Using Nested Fields for Vector Search

Nested fields allow multiple vectorized records to be stored in a single document. For example, in an RAG scenario, documents usually need to be segmented by paragraph or by a fixed length, and then vectorized into multiple semantic vectors. By means of nested fields, these vectors can be written into a same Elasticsearch document. For a document that contains multiple vector records, if the query vector matches any of them, the document is returned.

Constraints

Only OpenSearch 2.19.0 clusters support this feature.

Creating a Vector Index

Create a vector index with nested fields.

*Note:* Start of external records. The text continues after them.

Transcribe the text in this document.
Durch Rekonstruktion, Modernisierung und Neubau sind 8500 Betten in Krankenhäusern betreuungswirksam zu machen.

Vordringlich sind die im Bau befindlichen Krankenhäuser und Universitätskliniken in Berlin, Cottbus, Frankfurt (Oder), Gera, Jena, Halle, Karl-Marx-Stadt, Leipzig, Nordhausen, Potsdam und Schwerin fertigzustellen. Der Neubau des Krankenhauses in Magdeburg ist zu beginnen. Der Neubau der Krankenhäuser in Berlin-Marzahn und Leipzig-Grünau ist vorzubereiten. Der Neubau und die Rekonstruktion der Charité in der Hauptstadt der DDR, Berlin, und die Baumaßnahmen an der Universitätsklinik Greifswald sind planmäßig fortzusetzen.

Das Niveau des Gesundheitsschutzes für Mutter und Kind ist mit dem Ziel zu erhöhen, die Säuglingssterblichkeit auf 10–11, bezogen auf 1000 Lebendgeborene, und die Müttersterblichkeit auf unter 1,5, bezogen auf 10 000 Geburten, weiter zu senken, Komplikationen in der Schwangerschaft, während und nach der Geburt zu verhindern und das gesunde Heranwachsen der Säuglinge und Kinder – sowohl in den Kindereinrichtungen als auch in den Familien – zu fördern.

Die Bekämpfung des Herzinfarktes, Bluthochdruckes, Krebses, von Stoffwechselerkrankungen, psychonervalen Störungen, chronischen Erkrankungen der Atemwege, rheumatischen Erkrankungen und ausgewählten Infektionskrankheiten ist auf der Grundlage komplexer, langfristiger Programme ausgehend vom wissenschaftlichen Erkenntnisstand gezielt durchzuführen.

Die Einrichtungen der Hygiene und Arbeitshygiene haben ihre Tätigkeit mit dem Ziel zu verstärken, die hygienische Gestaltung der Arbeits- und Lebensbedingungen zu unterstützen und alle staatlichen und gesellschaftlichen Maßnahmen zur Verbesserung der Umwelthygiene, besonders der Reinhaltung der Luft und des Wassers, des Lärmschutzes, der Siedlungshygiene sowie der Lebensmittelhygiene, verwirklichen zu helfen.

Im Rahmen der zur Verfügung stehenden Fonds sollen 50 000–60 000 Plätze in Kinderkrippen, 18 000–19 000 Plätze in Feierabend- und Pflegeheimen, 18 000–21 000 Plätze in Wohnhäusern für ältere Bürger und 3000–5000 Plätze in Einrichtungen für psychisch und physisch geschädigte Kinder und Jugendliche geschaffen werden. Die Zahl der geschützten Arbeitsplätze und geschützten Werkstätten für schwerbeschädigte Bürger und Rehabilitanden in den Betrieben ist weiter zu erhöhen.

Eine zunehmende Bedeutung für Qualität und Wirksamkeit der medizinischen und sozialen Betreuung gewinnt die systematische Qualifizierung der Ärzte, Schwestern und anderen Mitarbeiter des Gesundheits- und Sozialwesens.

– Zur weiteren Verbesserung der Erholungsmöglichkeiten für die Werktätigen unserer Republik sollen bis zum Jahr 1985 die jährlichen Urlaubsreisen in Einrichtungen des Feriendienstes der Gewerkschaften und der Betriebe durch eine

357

The index contains an id field whose type is keyword, and an embedding field whose type is nested. The embedding field contains two subfields: chunk and emb. The chunk subfield is of the keyword type, and the emb subfield is of the vector type.

PUT my_index
{
  "settings": {
    "index.vector": true
  },
  "mappings": {
    "properties": {
      "id": {
        "type": "keyword"
      },
      "embedding": {
        "type": "nested",
        "properties": {
          "chunk": {
            "type": "keyword"
          },
          "emb": {
            "type": "vector",
            "dimension": 2,
            "indexing": true,
            "algorithm": "GRAPH",
            "metric": "euclidean"
          }
        }
      }
    }
  }
}

Importing Vector Data

Use the bulk operation to write data in arrays. Each document contains two vector records.

POST my_index/_bulk
{"index":{}}
{"id": 1, "embedding": [{"chunk":1,"emb": [1, 1]}, {"chunk":2,"emb": [2, 2]}]}
{"index":{}}
{"id": 2, "embedding": [{"chunk":1,"emb": [2, 2]}, {"chunk":2,"emb": [3, 3]}]}
{"index":{}}
{"id": 3, "embedding": [{"chunk":1,"emb": [3, 3]}, {"chunk":2,"emb": [4, 4]}]}

Vector Search

The nested query is required for nested fields. To perform such a query, you need to set the path parameter to specify the nested path, and set score_mode to max, indicating the maximum similarity between all vectors in the document and the query vector.